The results showed us that the IOPs were relatively equal between the two groups, and we compared the patients with ABiC versus stent alone. It's really kind of important to understand that these were two different groups, however.

So even though the IOPs were the same, it was really that we were able to reduce the number of medications greater by having ABiC than compared to stent alone. So when we look at the two groups evenly, if you just look at the data itself, they look pretty equivocal. The postop IOPs really started about the same place, and they ended up in the same place. ABiC really just helped to improve the number of patients we were able to get off medications.
When we look at the number of patients that were medication-free, in both groups, it was about 80% that we were able to achieve medication-free results.

However, when we look at patients that we were able to achieve IOPs of 15 or less, interestingly enough, iStent inject W outperformed Hydrus in this manner. This may or may not be related to the number of patients that may have been on more than two medications in either group, but it was still very interesting information to achieve.

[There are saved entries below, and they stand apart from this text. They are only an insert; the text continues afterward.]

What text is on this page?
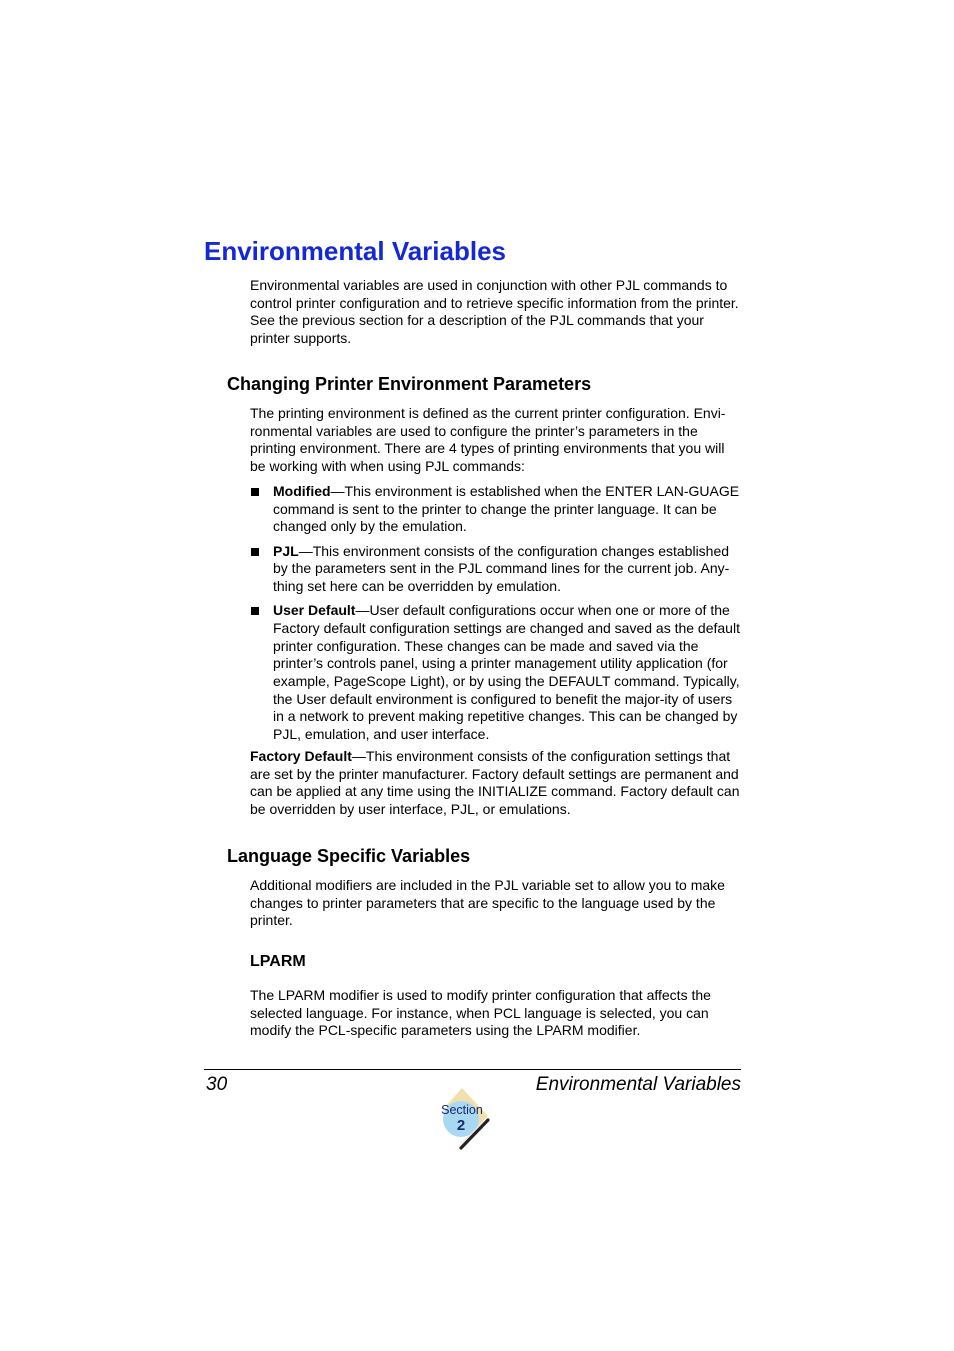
Environmental Variables

Environmental variables are used in conjunction with other PJL commands to control printer configuration and to retrieve specific information from the printer. See the previous section for a description of the PJL commands that your printer supports.

Changing Printer Environment Parameters

The printing environment is defined as the current printer configuration. Envi-ronmental variables are used to configure the printer’s parameters in the printing environment. There are 4 types of printing environments that you will be working with when using PJL commands:

Modified—This environment is established when the ENTER LAN-GUAGE command is sent to the printer to change the printer language. It can be changed only by the emulation.
PJL—This environment consists of the configuration changes established by the parameters sent in the PJL command lines for the current job. Any-thing set here can be overridden by emulation.
User Default—User default configurations occur when one or more of the Factory default configuration settings are changed and saved as the default printer configuration. These changes can be made and saved via the printer’s controls panel, using a printer management utility application (for example, PageScope Light), or by using the DEFAULT command. Typically, the User default environment is configured to benefit the major-ity of users in a network to prevent making repetitive changes. This can be changed by PJL, emulation, and user interface.

Factory Default—This environment consists of the configuration settings that are set by the printer manufacturer. Factory default settings are permanent and can be applied at any time using the INITIALIZE command. Factory default can be overridden by user interface, PJL, or emulations.

Language Specific Variables

Additional modifiers are included in the PJL variable set to allow you to make changes to printer parameters that are specific to the language used by the printer.

LPARM

The LPARM modifier is used to modify printer configuration that affects the selected language. For instance, when PCL language is selected, you can modify the PCL-specific parameters using the LPARM modifier.

30	Environmental Variables
Section
2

In addition, we looked at the number of intraoperative adverse events as well as secondary surgical interventions. Here again, iStent inject W outperformed Hydrus when we compare the two groups. In the iStent inject group, we had no intraoperative adverse events, and we had no secondary surgical interventions.

Unfortunately, with the Hydrus group, we did see several intraoperative adverse events with malpositions of stents, as well as postoperatively where there were problems that required secondary surgical interventions. These are things that happen, unfortunately, with late posterior synechiae that can attach to the stent snorkel as well as to the trabecular meshwork postoperatively.
So in summary, both devices achieve excellent results for our patients. I think that iStent inject W does offer us a little bit more safety postoperatively even though the results are equivocal. Thank you very much.